I spin, pain searing through me as I try to locate the voice.

Come on, kid. Where are you?

“Fire department, call out.” I use all my strength to project my voice as far as I can.

“Over here.” A shrill, panicked voice cries out.

When I reach his location, I find a teen with his leg trapped beneath a collapsed shelving unit.

Shit. This is gonna hurt.

Bracing myself for the agony to come, I force myself through the pain. “I’m going to move it. As soon as you feel the pressure lift, you pull yourself out. Got it?”

“Yes Sir.” He nods frantically as I crouch, ignoring the screaming in my chest, and grip the metal railings.

I roar, using every last ounce of strength on lifting the shelves off the kid. Thank fuck, the minute the pressure eases, he scrambles free.

Black seeps into my vision and the room tilts. Shooting an arm out I brace myself on the wall, dragging in small, shallow breaths.

If I don’t get out of here now?—

I picture my girl's face again, her beautiful eyes staring up at me, teeth biting into her plush bottom lip. I remember the feel of her wrapped around me on the back of my Harley.

My nirvana.

Need to get out.

To prove I’ve changed by fixing what I broke this morning. I should have talked to her about the letter and my feelings like a grown ass man.

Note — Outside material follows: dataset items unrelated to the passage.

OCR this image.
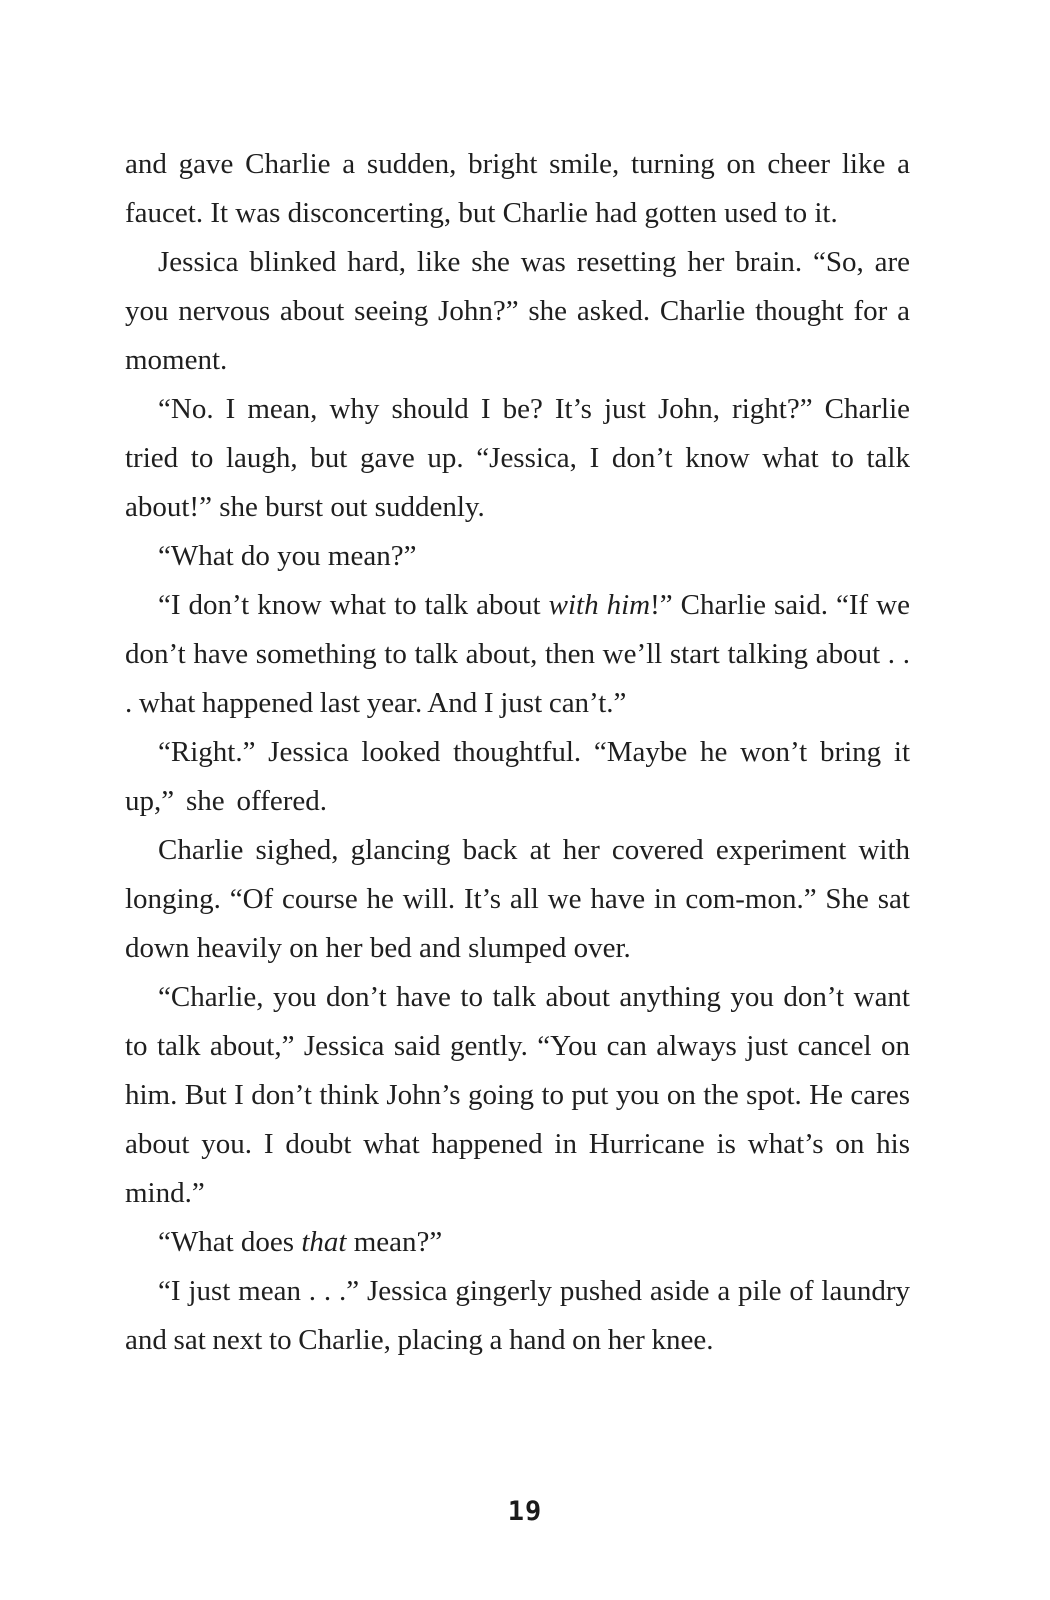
and gave Charlie a sudden, bright smile, turning on cheer like a faucet. It was disconcerting, but Charlie had gotten used to it.

Jessica blinked hard, like she was resetting her brain. “So, are you nervous about seeing John?” she asked. Charlie thought for a moment.

“No. I mean, why should I be? It’s just John, right?” Charlie tried to laugh, but gave up. “Jessica, I don’t know what to talk about!” she burst out suddenly.

“What do you mean?”

“I don’t know what to talk about with him!” Charlie said. “If we don’t have something to talk about, then we’ll start talking about . . . what happened last year. And I just can’t.”

“Right.” Jessica looked thoughtful. “Maybe he won’t bring it up,” she offered.

Charlie sighed, glancing back at her covered experiment with longing. “Of course he will. It’s all we have in com-mon.” She sat down heavily on her bed and slumped over.

“Charlie, you don’t have to talk about anything you don’t want to talk about,” Jessica said gently. “You can always just cancel on him. But I don’t think John’s going to put you on the spot. He cares about you. I doubt what happened in Hurricane is what’s on his mind.”

“What does that mean?”

“I just mean . . .” Jessica gingerly pushed aside a pile of laundry and sat next to Charlie, placing a hand on her knee.

19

Now I might never get that chance. If I survive I’m never running from her again. Not now I know the pain of leaving anything unsaid. The pain tearing through my heart right now, hurts most of all.

The kid scrambles to his feet with a definite limp. He must see my pain because he wraps an arm around me.

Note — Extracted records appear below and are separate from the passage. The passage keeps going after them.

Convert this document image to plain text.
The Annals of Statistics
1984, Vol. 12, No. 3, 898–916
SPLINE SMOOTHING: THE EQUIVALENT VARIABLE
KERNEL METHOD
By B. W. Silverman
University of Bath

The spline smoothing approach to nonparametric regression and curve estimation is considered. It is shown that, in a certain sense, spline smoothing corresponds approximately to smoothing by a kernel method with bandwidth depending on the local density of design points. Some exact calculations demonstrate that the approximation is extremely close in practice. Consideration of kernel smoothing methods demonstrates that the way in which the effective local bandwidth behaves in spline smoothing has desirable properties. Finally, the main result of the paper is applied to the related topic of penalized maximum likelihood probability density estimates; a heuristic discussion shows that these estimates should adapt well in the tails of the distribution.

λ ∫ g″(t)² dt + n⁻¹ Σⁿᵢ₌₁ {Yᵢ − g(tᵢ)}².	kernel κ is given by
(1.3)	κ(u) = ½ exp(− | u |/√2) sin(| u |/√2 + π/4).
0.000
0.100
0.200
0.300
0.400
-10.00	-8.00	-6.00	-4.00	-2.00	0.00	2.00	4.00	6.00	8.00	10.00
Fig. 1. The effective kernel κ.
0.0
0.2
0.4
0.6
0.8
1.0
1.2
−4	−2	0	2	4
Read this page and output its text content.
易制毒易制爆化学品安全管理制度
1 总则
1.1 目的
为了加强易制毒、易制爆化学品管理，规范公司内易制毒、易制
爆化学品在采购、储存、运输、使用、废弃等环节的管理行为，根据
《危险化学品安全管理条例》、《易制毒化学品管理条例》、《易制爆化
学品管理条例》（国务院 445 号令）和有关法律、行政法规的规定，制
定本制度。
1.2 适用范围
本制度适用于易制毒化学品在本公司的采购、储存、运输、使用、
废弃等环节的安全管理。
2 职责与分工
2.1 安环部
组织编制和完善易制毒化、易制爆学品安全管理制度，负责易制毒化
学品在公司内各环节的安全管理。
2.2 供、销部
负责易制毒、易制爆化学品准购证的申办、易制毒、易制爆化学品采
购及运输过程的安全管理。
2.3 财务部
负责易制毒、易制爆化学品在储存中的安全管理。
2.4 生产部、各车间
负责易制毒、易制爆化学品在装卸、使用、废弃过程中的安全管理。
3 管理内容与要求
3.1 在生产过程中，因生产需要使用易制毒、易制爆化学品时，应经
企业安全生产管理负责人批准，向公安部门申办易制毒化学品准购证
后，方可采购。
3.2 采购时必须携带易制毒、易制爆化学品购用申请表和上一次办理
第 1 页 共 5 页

“Thank you, sir. I’m so sorry. Let me help.”

Nodding I brace an arm around his shoulders, and he does the same to me.

As we stagger toward the doors my squad's shouts reach us. Seconds later, they’re running in our direction.

The blue sky above fills me with crushing relief as I stagger forward. My entire body screams, every single part of me in torturous pain.

Max grabs me, braces me against his body, and steers me toward Beckett, carrying the bulk of my body weight. Just as we manage to clear the immediate area, an almighty crash tears through the air as the building behind us collapses entirely.

That would have been it.

I’ve had close calls in the past, but nothing like this. We barely made it out before the fire swallowed it whole. My vision fades under a tidal wave of suffocating agony and still I force one foot forward, and the next after that.

I need to get home.

I need to get to Haven.

Beckett’s worried expression is the last thing I see before everything goes black for the last time.